Two people were stabbed when a 16-year-old suspect rushed the dais at an Assyrian Christian church, slashing wildly at Bishop Bishop Mar Mari Emmanuel who was giving a sermon.
The suspect was immediately subdued by outraged congregants and later taken into police custody.
There were tense scenes outside the church after the attack -- which police later described as a religiously motivated "terrorist" act -- with two officers hospitalised after hundreds of angry members of the local community tried to make their way past a phalanx of riot police to reach the suspect.
But the video circulating online was shared hours before the police issued a statement to the media and actually showed a press briefing in 2019.
Old police presser
The video shows a press conference from August 2019 with NSW's former police commissioner Mick Fuller, who retired in 2022, and the state's former police minister David Elliott, who retired from politics in 2023 (archived links here, here and here).
In the press conference, Fuller is speaking about a high-profile, deadly stabbing of a woman in Sydney in 2019.
The same footage was used in a video posted by The Guardian on its verified YouTube channel on August 14, 2019 (archived link).

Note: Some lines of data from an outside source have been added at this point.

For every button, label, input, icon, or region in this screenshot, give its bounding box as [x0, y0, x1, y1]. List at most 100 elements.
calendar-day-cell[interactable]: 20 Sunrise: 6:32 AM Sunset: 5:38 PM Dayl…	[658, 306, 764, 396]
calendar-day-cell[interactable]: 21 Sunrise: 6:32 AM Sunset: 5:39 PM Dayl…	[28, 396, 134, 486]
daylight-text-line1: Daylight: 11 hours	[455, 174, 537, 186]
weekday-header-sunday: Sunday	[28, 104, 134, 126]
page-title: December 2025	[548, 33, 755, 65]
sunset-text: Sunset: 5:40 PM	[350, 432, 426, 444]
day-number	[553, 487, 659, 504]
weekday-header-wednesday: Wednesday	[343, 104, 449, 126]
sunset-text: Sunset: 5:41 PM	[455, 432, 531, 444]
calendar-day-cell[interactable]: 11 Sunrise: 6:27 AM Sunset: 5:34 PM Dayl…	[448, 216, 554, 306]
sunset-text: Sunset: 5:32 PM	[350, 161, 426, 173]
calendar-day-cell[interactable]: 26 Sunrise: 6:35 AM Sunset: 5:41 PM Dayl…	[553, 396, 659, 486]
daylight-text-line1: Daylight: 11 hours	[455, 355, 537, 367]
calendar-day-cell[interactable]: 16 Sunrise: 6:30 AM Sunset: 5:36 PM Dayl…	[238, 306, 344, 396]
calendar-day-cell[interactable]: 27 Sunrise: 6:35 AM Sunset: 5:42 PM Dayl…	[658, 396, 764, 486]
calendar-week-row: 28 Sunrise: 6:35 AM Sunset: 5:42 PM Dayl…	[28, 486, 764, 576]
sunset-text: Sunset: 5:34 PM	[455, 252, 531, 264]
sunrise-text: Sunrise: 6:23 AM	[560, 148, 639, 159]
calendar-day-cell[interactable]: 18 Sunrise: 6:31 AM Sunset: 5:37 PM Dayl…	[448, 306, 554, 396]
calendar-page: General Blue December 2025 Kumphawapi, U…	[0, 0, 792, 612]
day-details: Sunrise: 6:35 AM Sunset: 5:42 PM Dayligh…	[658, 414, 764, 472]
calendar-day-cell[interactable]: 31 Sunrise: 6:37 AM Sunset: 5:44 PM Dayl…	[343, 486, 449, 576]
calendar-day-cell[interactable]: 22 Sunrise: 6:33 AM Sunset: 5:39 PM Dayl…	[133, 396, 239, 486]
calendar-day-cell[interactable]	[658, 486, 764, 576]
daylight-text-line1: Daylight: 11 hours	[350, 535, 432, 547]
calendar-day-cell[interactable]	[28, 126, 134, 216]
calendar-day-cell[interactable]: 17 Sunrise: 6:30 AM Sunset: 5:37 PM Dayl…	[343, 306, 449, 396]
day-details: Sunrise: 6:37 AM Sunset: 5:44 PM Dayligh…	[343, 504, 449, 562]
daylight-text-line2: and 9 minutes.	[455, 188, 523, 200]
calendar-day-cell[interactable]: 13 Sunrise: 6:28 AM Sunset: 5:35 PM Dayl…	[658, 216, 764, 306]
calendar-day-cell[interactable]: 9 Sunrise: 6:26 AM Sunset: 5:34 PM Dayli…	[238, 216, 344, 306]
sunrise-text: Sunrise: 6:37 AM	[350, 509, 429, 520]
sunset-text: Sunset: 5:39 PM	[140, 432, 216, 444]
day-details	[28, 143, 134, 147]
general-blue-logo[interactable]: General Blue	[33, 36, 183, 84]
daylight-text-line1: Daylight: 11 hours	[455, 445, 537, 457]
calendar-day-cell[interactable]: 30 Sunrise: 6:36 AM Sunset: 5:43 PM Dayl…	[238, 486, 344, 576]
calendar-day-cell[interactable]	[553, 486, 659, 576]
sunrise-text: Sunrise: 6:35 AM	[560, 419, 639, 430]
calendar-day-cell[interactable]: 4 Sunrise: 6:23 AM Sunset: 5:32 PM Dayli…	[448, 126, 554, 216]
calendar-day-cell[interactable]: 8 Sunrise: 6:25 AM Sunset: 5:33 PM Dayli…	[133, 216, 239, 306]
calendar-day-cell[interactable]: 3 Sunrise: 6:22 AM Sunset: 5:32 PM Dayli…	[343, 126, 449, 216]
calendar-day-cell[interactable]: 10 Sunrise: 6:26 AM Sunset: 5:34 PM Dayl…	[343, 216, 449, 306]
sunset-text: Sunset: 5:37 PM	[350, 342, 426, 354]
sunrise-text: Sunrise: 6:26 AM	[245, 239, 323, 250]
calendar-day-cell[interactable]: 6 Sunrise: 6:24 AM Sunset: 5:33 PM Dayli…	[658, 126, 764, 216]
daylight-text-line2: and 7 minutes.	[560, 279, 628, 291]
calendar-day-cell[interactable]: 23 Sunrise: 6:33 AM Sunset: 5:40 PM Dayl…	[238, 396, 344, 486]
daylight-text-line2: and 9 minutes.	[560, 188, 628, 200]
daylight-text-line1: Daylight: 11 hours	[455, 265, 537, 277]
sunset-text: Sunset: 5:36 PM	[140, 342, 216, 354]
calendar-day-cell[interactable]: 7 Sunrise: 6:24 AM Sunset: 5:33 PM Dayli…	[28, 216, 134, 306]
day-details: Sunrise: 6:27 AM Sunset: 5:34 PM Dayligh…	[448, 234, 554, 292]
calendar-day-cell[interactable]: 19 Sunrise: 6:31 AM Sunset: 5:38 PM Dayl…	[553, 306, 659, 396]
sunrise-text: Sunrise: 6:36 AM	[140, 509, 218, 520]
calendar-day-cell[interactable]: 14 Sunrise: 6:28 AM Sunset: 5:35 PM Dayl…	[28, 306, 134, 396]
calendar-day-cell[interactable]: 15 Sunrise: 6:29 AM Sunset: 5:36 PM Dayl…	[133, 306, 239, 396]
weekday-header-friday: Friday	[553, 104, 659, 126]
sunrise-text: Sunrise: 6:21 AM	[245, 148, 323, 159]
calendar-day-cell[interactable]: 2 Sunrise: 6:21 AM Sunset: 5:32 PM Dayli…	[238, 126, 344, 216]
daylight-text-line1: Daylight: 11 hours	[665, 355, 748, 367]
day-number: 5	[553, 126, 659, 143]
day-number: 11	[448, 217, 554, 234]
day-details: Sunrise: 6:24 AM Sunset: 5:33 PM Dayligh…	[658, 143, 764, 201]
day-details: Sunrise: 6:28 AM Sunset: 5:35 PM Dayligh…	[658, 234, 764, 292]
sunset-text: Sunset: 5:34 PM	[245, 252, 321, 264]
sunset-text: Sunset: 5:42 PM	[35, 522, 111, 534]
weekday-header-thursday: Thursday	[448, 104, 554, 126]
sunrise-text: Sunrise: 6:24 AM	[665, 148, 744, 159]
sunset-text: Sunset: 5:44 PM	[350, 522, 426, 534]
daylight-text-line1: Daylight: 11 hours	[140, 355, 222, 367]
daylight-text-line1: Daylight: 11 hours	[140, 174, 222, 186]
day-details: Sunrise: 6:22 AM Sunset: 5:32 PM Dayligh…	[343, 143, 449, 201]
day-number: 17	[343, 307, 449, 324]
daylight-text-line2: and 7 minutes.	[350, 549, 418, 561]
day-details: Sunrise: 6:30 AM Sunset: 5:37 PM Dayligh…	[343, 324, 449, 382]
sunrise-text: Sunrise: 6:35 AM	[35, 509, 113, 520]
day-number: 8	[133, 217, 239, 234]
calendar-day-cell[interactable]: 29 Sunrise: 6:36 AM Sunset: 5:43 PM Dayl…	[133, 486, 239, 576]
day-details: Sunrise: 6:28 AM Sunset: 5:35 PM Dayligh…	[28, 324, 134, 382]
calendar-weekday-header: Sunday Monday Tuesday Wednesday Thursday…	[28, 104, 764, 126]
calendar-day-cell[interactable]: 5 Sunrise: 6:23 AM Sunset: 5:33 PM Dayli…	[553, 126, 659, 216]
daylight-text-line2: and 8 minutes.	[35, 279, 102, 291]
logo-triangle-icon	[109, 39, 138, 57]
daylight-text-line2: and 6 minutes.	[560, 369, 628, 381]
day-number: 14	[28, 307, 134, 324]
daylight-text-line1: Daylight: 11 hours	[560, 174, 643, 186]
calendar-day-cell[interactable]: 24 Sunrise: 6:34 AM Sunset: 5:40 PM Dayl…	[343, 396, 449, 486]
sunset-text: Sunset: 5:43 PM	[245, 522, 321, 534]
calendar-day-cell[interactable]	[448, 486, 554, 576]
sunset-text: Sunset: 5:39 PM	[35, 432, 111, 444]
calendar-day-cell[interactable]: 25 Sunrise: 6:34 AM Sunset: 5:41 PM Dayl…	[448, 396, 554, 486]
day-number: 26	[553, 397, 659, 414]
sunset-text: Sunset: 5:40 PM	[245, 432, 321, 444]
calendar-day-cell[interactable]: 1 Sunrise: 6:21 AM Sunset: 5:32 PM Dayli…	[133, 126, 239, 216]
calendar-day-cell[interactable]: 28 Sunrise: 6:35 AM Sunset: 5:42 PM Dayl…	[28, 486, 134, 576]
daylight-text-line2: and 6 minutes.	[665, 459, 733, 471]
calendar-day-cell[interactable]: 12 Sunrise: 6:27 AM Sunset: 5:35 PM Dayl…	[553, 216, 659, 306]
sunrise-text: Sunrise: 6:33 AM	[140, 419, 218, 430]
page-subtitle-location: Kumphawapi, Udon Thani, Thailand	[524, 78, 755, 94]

Below is a screenshot comparison of the video used in the false posts (left) and video posted on YouTube in August 2019 (right):
AFP cited Fuller's remarks at the time, reporting that the attacker was a 21-year-old man with a history of mental illness and no known links to terror organisations.
The man, Mert Ney, was jailed for 44 years in May 2021 (archived link).
Authorities had originally given the age of Bishop Emmanuel's attacker as 15.
In a subsequent press conference alongside NSW premier Chris Minns on April 16, 2024, police commissioner Karen Webb said the attacker was 16 years old.
"After consideration of all the material, I declared that it was a terrorist incident," she told a news conference.
The attacker was "known to police" but was not on any terror watchlists, Webb said.
The church attack came two days after a man with a knife killed six people at a busy shopping complex in Sydney's east before being shot dead by police.
That attack also spawned misinformation, which AFP has debunked here and here.